Anggota Majelis Hakim yang mewakili serikat pekerja Iman Firmansyah ketika mendengar jawaban soal hak karyawan yang diperoleh saat dipensiunkan, terlihat terperanjat seolah tidak percaya. “Jadi saksi dipensiunkan tidak terima apa-apa,” tanya ulang hakim ad hoc itu tampak penasaran.

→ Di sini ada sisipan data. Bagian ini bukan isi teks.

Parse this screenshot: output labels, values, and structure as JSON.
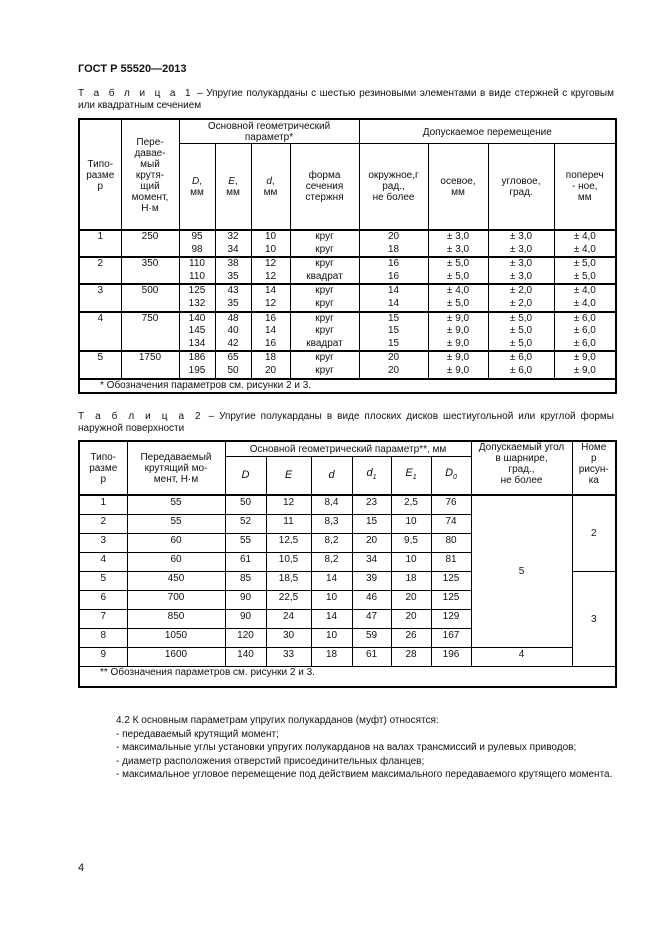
{
  "header": "ГОСТ Р 55520—2013",
  "table1": {
    "caption_label": "Т а б л и ц а  1",
    "caption_text": " – Упругие полукарданы с шестью резиновыми элементами в виде стержней с круговым или квадратным сечением",
    "headers": {
      "size": "Типо-\nразме\nр",
      "torque": "Пере-\nдавае-\nмый\nкрутя-\nщий\nмомент,\nН·м",
      "geom": "Основной геометрический\nпараметр*",
      "disp": "Допускаемое перемещение",
      "D": "D",
      "E": "E",
      "d": "d",
      "unit": "мм",
      "shape": "форма\nсечения\nстержня",
      "circ": "окружное,г\nрад.,\nне более",
      "axial": "осевое,\nмм",
      "angular": "угловое,\nград.",
      "transverse": "попереч\n- ное,\nмм"
    },
    "rows": [
      {
        "size": "1",
        "torque": "250",
        "D": [
          "95",
          "98"
        ],
        "E": [
          "32",
          "34"
        ],
        "d": [
          "10",
          "10"
        ],
        "shape": [
          "круг",
          "круг"
        ],
        "circ": [
          "20",
          "18"
        ],
        "axial": [
          "± 3,0",
          "± 3,0"
        ],
        "angular": [
          "± 3,0",
          "± 3,0"
        ],
        "transverse": [
          "± 4,0",
          "± 4,0"
        ]
      },
      {
        "size": "2",
        "torque": "350",
        "D": [
          "110",
          "110"
        ],
        "E": [
          "38",
          "35"
        ],
        "d": [
          "12",
          "12"
        ],
        "shape": [
          "круг",
          "квадрат"
        ],
        "circ": [
          "16",
          "16"
        ],
        "axial": [
          "± 5,0",
          "± 5,0"
        ],
        "angular": [
          "± 3,0",
          "± 3,0"
        ],
        "transverse": [
          "± 5,0",
          "± 5,0"
        ]
      },
      {
        "size": "3",
        "torque": "500",
        "D": [
          "125",
          "132"
        ],
        "E": [
          "43",
          "35"
        ],
        "d": [
          "14",
          "12"
        ],
        "shape": [
          "круг",
          "круг"
        ],
        "circ": [
          "14",
          "14"
        ],
        "axial": [
          "± 4,0",
          "± 5,0"
        ],
        "angular": [
          "± 2,0",
          "± 2,0"
        ],
        "transverse": [
          "± 4,0",
          "± 4,0"
        ]
      },
      {
        "size": "4",
        "torque": "750",
        "D": [
          "140",
          "145",
          "134"
        ],
        "E": [
          "48",
          "40",
          "42"
        ],
        "d": [
          "16",
          "14",
          "16"
        ],
        "shape": [
          "круг",
          "круг",
          "квадрат"
        ],
        "circ": [
          "15",
          "15",
          "15"
        ],
        "axial": [
          "± 9,0",
          "± 9,0",
          "± 9,0"
        ],
        "angular": [
          "± 5,0",
          "± 5,0",
          "± 5,0"
        ],
        "transverse": [
          "± 6,0",
          "± 6,0",
          "± 6,0"
        ]
      },
      {
        "size": "5",
        "torque": "1750",
        "D": [
          "186",
          "195"
        ],
        "E": [
          "65",
          "50"
        ],
        "d": [
          "18",
          "20"
        ],
        "shape": [
          "круг",
          "круг"
        ],
        "circ": [
          "20",
          "20"
        ],
        "axial": [
          "± 9,0",
          "± 9,0"
        ],
        "angular": [
          "± 6,0",
          "± 6,0"
        ],
        "transverse": [
          "± 9,0",
          "± 9,0"
        ]
      }
    ],
    "footnote": "* Обозначения параметров см. рисунки 2 и 3."
  },
  "table2": {
    "caption_label": "Т а б л и ц а  2",
    "caption_text": " – Упругие полукарданы в виде плоских дисков шестиугольной или круглой формы наружной поверхности",
    "headers": {
      "size": "Типо-\nразме\nр",
      "torque": "Передаваемый\nкрутящий мо-\nмент, Н·м",
      "geom": "Основной геометрический параметр**, мм",
      "D": "D",
      "E": "E",
      "d": "d",
      "d1": "d",
      "d1_sub": "1",
      "E1": "E",
      "E1_sub": "1",
      "D0": "D",
      "D0_sub": "0",
      "angle": "Допускаемый угол\nв шарнире,\nград.,\nне более",
      "figure": "Номе\nр\nрисун-\nка"
    },
    "rows": [
      [
        "1",
        "55",
        "50",
        "12",
        "8,4",
        "23",
        "2,5",
        "76"
      ],
      [
        "2",
        "55",
        "52",
        "11",
        "8,3",
        "15",
        "10",
        "74"
      ],
      [
        "3",
        "60",
        "55",
        "12,5",
        "8,2",
        "20",
        "9,5",
        "80"
      ],
      [
        "4",
        "60",
        "61",
        "10,5",
        "8,2",
        "34",
        "10",
        "81"
      ],
      [
        "5",
        "450",
        "85",
        "18,5",
        "14",
        "39",
        "18",
        "125"
      ],
      [
        "6",
        "700",
        "90",
        "22,5",
        "10",
        "46",
        "20",
        "125"
      ],
      [
        "7",
        "850",
        "90",
        "24",
        "14",
        "47",
        "20",
        "129"
      ],
      [
        "8",
        "1050",
        "120",
        "30",
        "10",
        "59",
        "26",
        "167"
      ],
      [
        "9",
        "1600",
        "140",
        "33",
        "18",
        "61",
        "28",
        "196"
      ]
    ],
    "angle_groups": [
      {
        "value": "5",
        "rows": 8
      },
      {
        "value": "4",
        "rows": 1
      }
    ],
    "figure_groups": [
      {
        "value": "2",
        "rows": 4
      },
      {
        "value": "3",
        "rows": 5
      }
    ],
    "footnote": "** Обозначения параметров см. рисунки 2 и 3."
  },
  "paragraph": {
    "intro": "4.2  К основным параметрам упругих полукарданов (муфт) относятся:",
    "items": [
      "-   передаваемый крутящий момент;",
      "- максимальные углы установки упругих полукарданов на валах трансмиссий и рулевых приводов;",
      "-  диаметр расположения отверстий присоединительных фланцев;",
      "- максимальное угловое перемещение под действием максимального передаваемого крутящего момента."
    ]
  },
  "page_number": "4"
}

Selama jalannya sidang yang berlangsung tidak lama, hanya sekitar satu jam itu, banyak pandangan dan pendapat diungkap. Dan yang paling mengejutkan Majelis Hakim adalah soal pengunduran diri serentak dan massal. Selain waktu dikeluarkannya sama, terkesan ada relasi kuasa dari pihak perusahaan. Tidak terlihat upaya perundingkan dengan karyawan.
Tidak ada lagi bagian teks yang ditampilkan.